Bu vesileyle birkaç konuya da değinmek istiyorum. Dün de söylemiştim, bu Meclisin gündemini halkın gündemiyle eş değer hâle getirmeye, esnaf ve sanatkârın gündemiyle eş değer hâle getirmeye gayret sarf ediyoruz. Sayın Gümrük ve Ticaret Bakanımız da buradayken birkaç konuyu hemen paylaşayım. Anayasa Mahkemesi bir torba kanunu reddetmiş belediyelere verilen harçlar, ilan, reklam vergileri ve benzeri, esnaflarla ilgili; Bakanlar Kurulu karar alıyor, kanundaki en üst rakamlarla esnaf ve sanatkârdan bunların tahsil edilmesinin kararı alınıyor.

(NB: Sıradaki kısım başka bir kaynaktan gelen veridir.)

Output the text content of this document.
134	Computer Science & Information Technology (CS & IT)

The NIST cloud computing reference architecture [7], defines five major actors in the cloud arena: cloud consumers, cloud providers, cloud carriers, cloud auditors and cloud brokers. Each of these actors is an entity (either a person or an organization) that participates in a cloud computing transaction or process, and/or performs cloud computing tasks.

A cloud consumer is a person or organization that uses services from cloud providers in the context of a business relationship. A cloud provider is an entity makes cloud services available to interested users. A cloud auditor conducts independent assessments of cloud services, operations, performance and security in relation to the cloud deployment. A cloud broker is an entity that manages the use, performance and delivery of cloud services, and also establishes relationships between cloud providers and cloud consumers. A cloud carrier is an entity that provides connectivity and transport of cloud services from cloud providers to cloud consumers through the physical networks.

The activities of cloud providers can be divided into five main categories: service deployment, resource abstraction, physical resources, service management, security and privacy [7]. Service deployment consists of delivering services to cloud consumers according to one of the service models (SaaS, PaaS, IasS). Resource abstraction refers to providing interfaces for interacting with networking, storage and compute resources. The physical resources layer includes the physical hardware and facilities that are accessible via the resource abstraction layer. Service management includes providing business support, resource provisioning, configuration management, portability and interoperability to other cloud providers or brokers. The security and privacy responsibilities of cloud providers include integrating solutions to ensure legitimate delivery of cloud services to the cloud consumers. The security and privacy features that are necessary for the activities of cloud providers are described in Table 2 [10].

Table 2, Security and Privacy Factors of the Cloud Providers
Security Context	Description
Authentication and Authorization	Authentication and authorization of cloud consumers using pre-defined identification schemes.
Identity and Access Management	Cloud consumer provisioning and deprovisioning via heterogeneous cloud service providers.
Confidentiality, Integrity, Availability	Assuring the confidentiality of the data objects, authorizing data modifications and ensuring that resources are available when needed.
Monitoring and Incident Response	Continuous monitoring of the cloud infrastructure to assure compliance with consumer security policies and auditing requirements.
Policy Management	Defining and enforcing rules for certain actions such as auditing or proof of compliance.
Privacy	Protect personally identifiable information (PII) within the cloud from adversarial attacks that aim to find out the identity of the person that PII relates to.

Uygulamadan söyleyeyim: İzmir'de pazarcıdan 50 kuruş alınan yerle ilgili şu an 2,5 lira alınıyor yani 5 kat bir noktaya gelmiş durumda. Bir başka örnek vereyim eğlence vergisiyle ilgili olarak: Bir dükkândan, 700 lira kira bedeli olan dükkândan 1.050 lira eğlence vergisi alınıyor yeni çıkan Bakanlar Kurulu kararıyla.
İşgaliye harçlarıyla ilgili sınıflandırma yapılmış, İzmir ve büyükşehirlerin çoğu 1'inci sınıfta. İzmir'deki bütün yerler aynı işgaliye vergisini ödüyor. Örneğin, Kordon'daki de, Kadifekale'deki de, Eski İzmir'deki de, Güzelyalı'daki de aynı. İşlerin niteliği, kazancı ve bölge farklı olmasına rağmen Bakanlar Kurulu bir karar almış, aldığı karar doğrultusunda herkes o rakamdan ödüyor; ödediği rakamlar, işgaliye rakamları iş yerinin kirasından daha fazla. Böyle bir adaletsizliğin düzeltilmesine ihtiyaç var. Anayasa'mız ne diyor, 173'üncü madde: "Devlet, esnaf ve sanatkârını korur ve kollar." O zaman bizim Bakanlar Kurulu olarak karar alırken bakacağımız ne? Korunması gereken esnaf ve sanatkârı en düşük kademeden vergilendirmeye tabi tutacak rakamları koymak.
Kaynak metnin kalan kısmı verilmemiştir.